It's always embarrassing to get lost in your own country. I remember a few years back going on a drive around the eastern end of Tibradden and being astonished how the familiar winding roadway turned suddenly into a new, well-appointed piece of tarmacadam sprinkled with roundabouts and how at one I directed Herself to take a right turn and ended up someone's driveway.
I have an excuse in Wicklow, though, as despite being only a few miles down the road the county is one in which I have been driven more times than I have been called upon to navigate. Nevertheless, our trip to Glendalough ended up being a magical mystery tour of the first order, mostly due to my own unpreparedness. A map would have been handy. A good map. Instead, I had three A4 sheets hastily printed from a "navigation" site on the Internet. They might have been of use if the were a better scale. Also, I had only recently changed the print cartridges and hadn't gone through the necessary nozzle cleaning steps, so at least one vital, but short roadway had not printed properly. This would have a definite effect on the car mileage by the time we were finished.
"Mind the sheep," I said.
We were in County Wicklow rush-hour traffic, which is to say there were two cars in front of us at a distance of about fifty yards and nothing behind us for ten miles.
"I see the sheep."
We imitated the car in front, slowed down and went around the sheep whose head was busy in the ditch cropping grass from between huge plants of heather.

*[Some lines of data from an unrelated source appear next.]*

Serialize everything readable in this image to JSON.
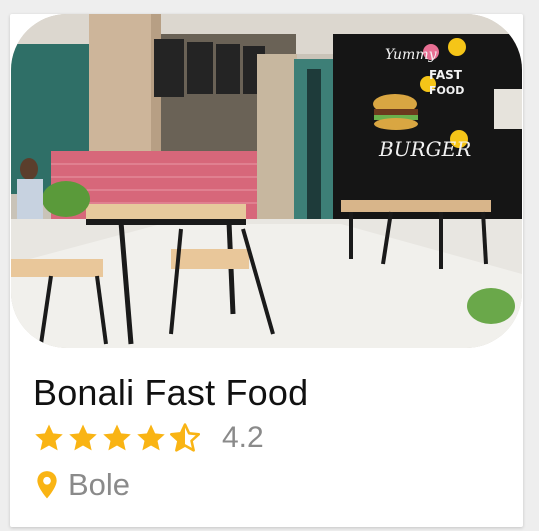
{
  "restaurant": {
    "name": "Bonali Fast Food",
    "rating": 4.2,
    "rating_label": "4.2",
    "stars": [
      "full",
      "full",
      "full",
      "full",
      "half"
    ],
    "location": "Bole",
    "photo_signage": {
      "top": "Yummy",
      "fast_food": "FAST FOOD",
      "burger": "BURGER"
    }
  },
  "colors": {
    "star": "#f9b414",
    "pin": "#f9b414",
    "secondary_text": "#8a8a8a",
    "title_text": "#111111"
  },
  "icons": {
    "star_full": "star-icon",
    "star_half": "star-half-icon",
    "pin": "location-pin-icon"
  }
}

The roadway wound around the bogs and dipped, rollercoaster-like, into sudden minor valleys. We crossed a bridge barely wide enough for the car.

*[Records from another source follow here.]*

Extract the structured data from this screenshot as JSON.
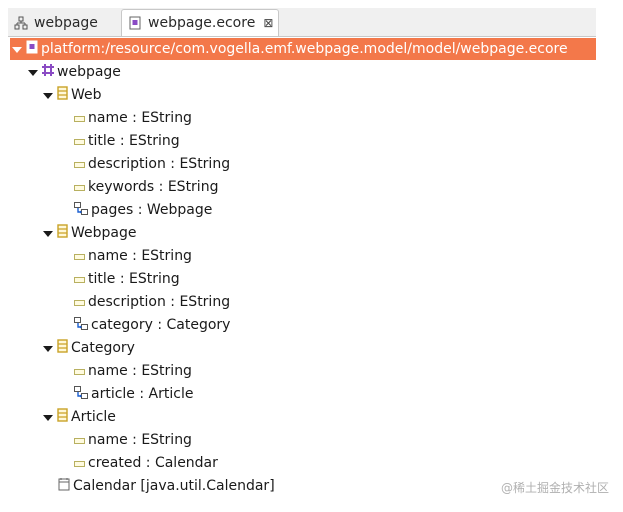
{
  "tabs": [
    {
      "label": "webpage"
    },
    {
      "label": "webpage.ecore",
      "close": "⊠"
    }
  ],
  "tree": {
    "root_path": "platform:/resource/com.vogella.emf.webpage.model/model/webpage.ecore",
    "package": "webpage",
    "classes": [
      {
        "name": "Web",
        "features": [
          {
            "label": "name : EString",
            "kind": "attribute"
          },
          {
            "label": "title : EString",
            "kind": "attribute"
          },
          {
            "label": "description : EString",
            "kind": "attribute"
          },
          {
            "label": "keywords : EString",
            "kind": "attribute"
          },
          {
            "label": "pages : Webpage",
            "kind": "reference"
          }
        ]
      },
      {
        "name": "Webpage",
        "features": [
          {
            "label": "name : EString",
            "kind": "attribute"
          },
          {
            "label": "title : EString",
            "kind": "attribute"
          },
          {
            "label": "description : EString",
            "kind": "attribute"
          },
          {
            "label": "category : Category",
            "kind": "reference"
          }
        ]
      },
      {
        "name": "Category",
        "features": [
          {
            "label": "name : EString",
            "kind": "attribute"
          },
          {
            "label": "article : Article",
            "kind": "reference"
          }
        ]
      },
      {
        "name": "Article",
        "features": [
          {
            "label": "name : EString",
            "kind": "attribute"
          },
          {
            "label": "created : Calendar",
            "kind": "attribute"
          }
        ]
      }
    ],
    "datatype": "Calendar [java.util.Calendar]"
  },
  "watermark": "@稀土掘金技术社区",
  "colors": {
    "selection": "#f3784a",
    "class_icon": "#c9a227",
    "attribute_icon": "#b8b060",
    "package_icon": "#8a4bc4"
  }
}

"Now," I said, looking at the faulty map. "I think we take a left at this junction..."
We dipped down into the side of the valley of Glencree. On the map, Glencree Reconcilliation Centre should be on our left. Naturally, it was now on our right. It was about five miles before we found a spot wide enough to turn around. Not to worry.
So we turned around. I found out later that we might have been three miles from Glendalough coming from the west if only I'd had the nerve to keep going.